Ya, wanita paruh baya itu, adalah Sekar, orangtua tunggal Sabila. Suami nya meninggal ketika Sabila masih duduk di bangku SMP, tepat nya ketika mereka belum pindah dari Kota Jakarta.

Sekar, menatap teduh wajah anak gadis nya, sembari menyimpulkan senyum ketika ekor mata nya melirik ke arah seragam putri bungsu nya yang kotor.

"Masuk, yu.

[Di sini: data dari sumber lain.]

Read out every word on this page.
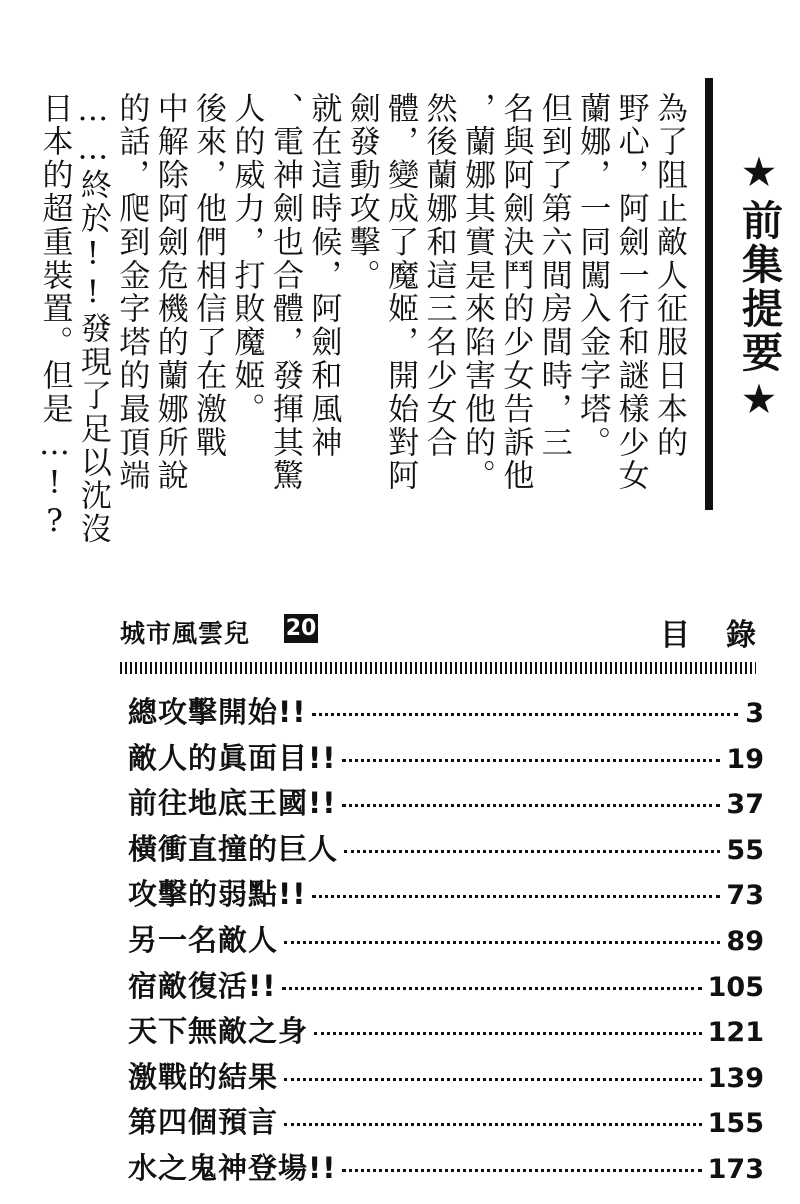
★前集提要★
為了阻止敵人征服日本的
野心，阿劍一行和謎樣少女
蘭娜，一同闖入金字塔。
但到了第六間房間時，三
名與阿劍決鬥的少女告訴他
，蘭娜其實是來陷害他的。
然後蘭娜和這三名少女合
體，變成了魔姬，開始對阿
劍發動攻擊。
就在這時候，阿劍和風神
、電神劍也合體，發揮其驚
人的威力，打敗魔姬。
後來，他們相信了在激戰
中解除阿劍危機的蘭娜所說
的話，爬到金字塔的最頂端
……終於!!發現了足以沈沒
日本的超重裝置。但是…!?
城市風雲兒 20	目錄
總攻擊開始!!	3
敵人的眞面目!!	19
前往地底王國!!	37
橫衝直撞的巨人	55
攻擊的弱點!!	73
另一名敵人	89
宿敵復活!!	105
天下無敵之身	121
激戰的結果	139
第四個預言	155
水之鬼神登場!!	173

Ganti seragam nya,nanti biar mamah yang cuci," ujar Sekar pada anak gadis nya sembari menarik lembut tangan nya.

Sabila, menyelaraskan langkah nya dengan sang mamah, dan, sesekali, manik mata gadis itu mendelik ke arah wanita paruh baya yang mulai tumbuh kerutan di sekitar mata nya.

Sabila, mengulas senyun sembari berujar pada Ibu nya "Jangan, mah. Biar nanti, Sabila aja yang cuci seragam nya."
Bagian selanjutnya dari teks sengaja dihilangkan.